A few practical notes. Use plenty of ice so the espresso chills fast; too little and it melts to water before the drink is properly cold. Shake with real conviction — a timid shake will not build the foam. And drink it promptly, because the foam settles within a minute or two. No espresso machine? A moka pot or another concentrated brew makes a reasonable stand-in, though a true espresso shot gives the richest foam.

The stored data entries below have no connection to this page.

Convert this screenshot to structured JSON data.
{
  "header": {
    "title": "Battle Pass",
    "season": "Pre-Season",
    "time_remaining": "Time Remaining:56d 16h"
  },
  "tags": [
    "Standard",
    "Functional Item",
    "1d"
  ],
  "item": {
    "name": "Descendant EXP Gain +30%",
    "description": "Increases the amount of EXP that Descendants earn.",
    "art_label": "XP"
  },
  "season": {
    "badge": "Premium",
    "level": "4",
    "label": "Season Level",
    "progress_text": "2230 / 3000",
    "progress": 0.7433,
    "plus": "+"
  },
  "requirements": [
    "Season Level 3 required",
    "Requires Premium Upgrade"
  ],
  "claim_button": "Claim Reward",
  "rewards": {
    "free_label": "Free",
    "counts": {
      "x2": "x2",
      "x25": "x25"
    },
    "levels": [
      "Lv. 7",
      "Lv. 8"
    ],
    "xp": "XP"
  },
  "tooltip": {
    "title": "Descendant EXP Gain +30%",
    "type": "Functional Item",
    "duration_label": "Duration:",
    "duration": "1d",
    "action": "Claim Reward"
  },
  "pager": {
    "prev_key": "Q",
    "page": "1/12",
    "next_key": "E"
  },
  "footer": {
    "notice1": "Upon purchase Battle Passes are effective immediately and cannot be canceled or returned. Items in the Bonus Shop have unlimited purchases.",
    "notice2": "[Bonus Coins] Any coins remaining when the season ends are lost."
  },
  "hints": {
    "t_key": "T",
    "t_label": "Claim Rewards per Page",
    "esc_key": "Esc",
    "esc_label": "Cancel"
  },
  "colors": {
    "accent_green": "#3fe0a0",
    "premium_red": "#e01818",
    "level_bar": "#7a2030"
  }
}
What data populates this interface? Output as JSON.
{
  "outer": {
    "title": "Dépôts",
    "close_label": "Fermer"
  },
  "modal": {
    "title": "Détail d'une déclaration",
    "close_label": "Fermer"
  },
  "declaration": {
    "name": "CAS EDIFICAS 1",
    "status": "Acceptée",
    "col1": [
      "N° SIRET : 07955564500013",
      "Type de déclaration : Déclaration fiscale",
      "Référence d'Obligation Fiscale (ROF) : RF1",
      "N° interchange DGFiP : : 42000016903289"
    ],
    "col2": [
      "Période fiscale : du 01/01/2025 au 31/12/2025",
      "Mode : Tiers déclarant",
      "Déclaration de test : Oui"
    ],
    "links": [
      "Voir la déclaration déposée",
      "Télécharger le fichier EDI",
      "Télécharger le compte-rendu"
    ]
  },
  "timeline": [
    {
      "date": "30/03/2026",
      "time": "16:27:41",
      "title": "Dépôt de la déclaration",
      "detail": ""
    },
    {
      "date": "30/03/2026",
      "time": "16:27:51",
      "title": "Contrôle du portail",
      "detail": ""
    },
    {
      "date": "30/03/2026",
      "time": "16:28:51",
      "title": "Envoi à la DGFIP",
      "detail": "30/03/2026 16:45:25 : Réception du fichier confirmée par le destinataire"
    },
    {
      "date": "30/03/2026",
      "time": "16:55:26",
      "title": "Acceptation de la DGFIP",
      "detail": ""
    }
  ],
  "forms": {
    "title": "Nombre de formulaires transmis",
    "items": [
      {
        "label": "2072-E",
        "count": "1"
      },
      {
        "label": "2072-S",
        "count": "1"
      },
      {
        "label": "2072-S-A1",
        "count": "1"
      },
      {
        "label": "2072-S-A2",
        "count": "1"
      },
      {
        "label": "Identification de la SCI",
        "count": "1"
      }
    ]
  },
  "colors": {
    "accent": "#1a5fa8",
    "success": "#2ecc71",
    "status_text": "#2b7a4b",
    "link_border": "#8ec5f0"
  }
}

How much caffeine is in a shakerato?
Because a shakerato is built on espresso and nothing but espresso, its caffeine is essentially that of its shots — a single-shot shakerato lands around one espresso's worth, a double roughly two. The ice and any sugar do not add caffeine. Exact numbers vary with the beans, the roast, the dose and how the shot is pulled, so treat any figure as a ballpark; for the specifics, see our guide to caffeine in espresso. If you are sensitive to caffeine, are pregnant or breastfeeding, or take medication it might interact with, ask your own healthcare provider — responses vary from person to person, and this is not medical advice.
Who will enjoy a shakerato
The shakerato is for anyone who wants pure, cold espresso flavour with a silky foam and no milk to get in the way. If your ideal iced coffee is more about the coffee than the cream or sugar, this Italian classic delivers exactly that: a fresh shot, ice, an optional touch of sweetness, and a hard shake. It is proof that with almost nothing but espresso and good technique, you can turn a hot shot into one of the most elegant cold coffees on any summer menu.